As for the revenue side, the tendency is that revenues from water supply to individuals remained broadly stable at GEL 9.9 million in 3Q20 (down 4.6% y-o-y) and at GEL 29.2 million in 9M20 (down 2.2% y-o-y). “According to the tariff setting methodology, volume risk does not stay with the company and unearned revenues in the current regulatory period (2018-2020) will be reimbursed through tariff setting in the upcoming regulatory period, effective from 1-Jan-21. Continued Opex optimisation initiatives were reflected in decreased operating expenses y-o-y in 3Q20 (down 1.8%) and 9M20 (down 3.6%). As a result, EBITDA amounted to GEL 20.8 million in 3Q20 and GEL 50.4 million in 9M20, down y-o-y by 24.2% in 3Q20 and by 25.7% in 9M20” – such are the main numbers.
 
As for net interest, GCAP reports its expense was up 78.6% y-o-y to GEL 8.6 million in 3Q20 and up 56.4% y-o-y to GEL 24.4 million in 9M20. “The increase partially reflects local currency depreciation. Further, in 2020, Water Utility increased its leverage on the back of funds attracted from IFIs and local banks to finance capital expenditures, fully refinanced by the proceeds from US$ 250 million green bond issuance in Jul-20. The 7.75% 5-year green notes were issued by Georgia Global Utilities JSC, the holding company of GCAP’s water utility business and operational renewable assets and were listed on the Irish Stock Exchange – reads the report - The refinancing activities resulted in GEL 10.0 million non-recurring expenses in 3Q20 and 9M20, comprising primarily prepayment fees.
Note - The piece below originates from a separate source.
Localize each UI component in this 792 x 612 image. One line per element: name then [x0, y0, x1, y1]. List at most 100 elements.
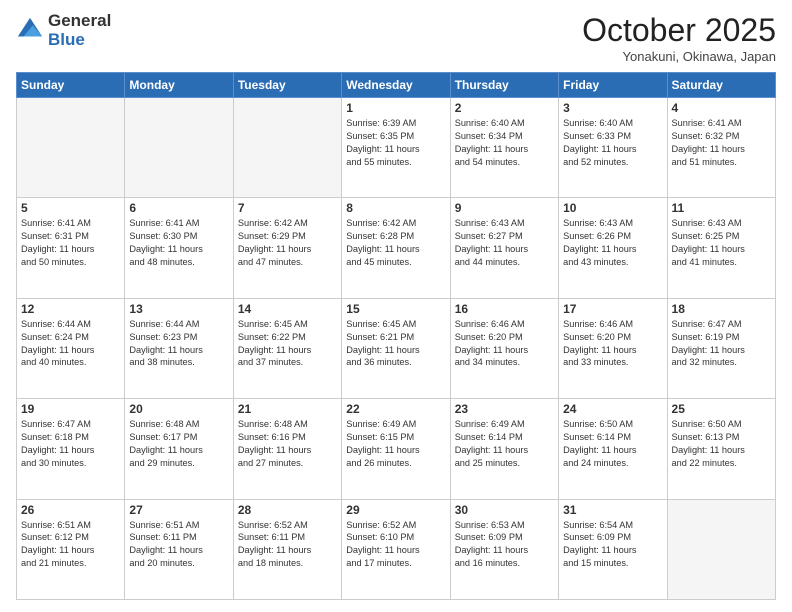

Foreign exchange losses amounted to GEL 24.4 million in 3Q20 and GEL 34.4 million in 9M20, as GEL depreciated against USD and EUR by 11.3% and 19.0%, respectively, over the last 12-month period. As a result, net loss was GEL 31.2 million in 3Q20 (GEL 18.2 million net profit in 3Q19) and GEL 45.3 million in 9M20 (GEL 18.9 million net profit in 9M19)”.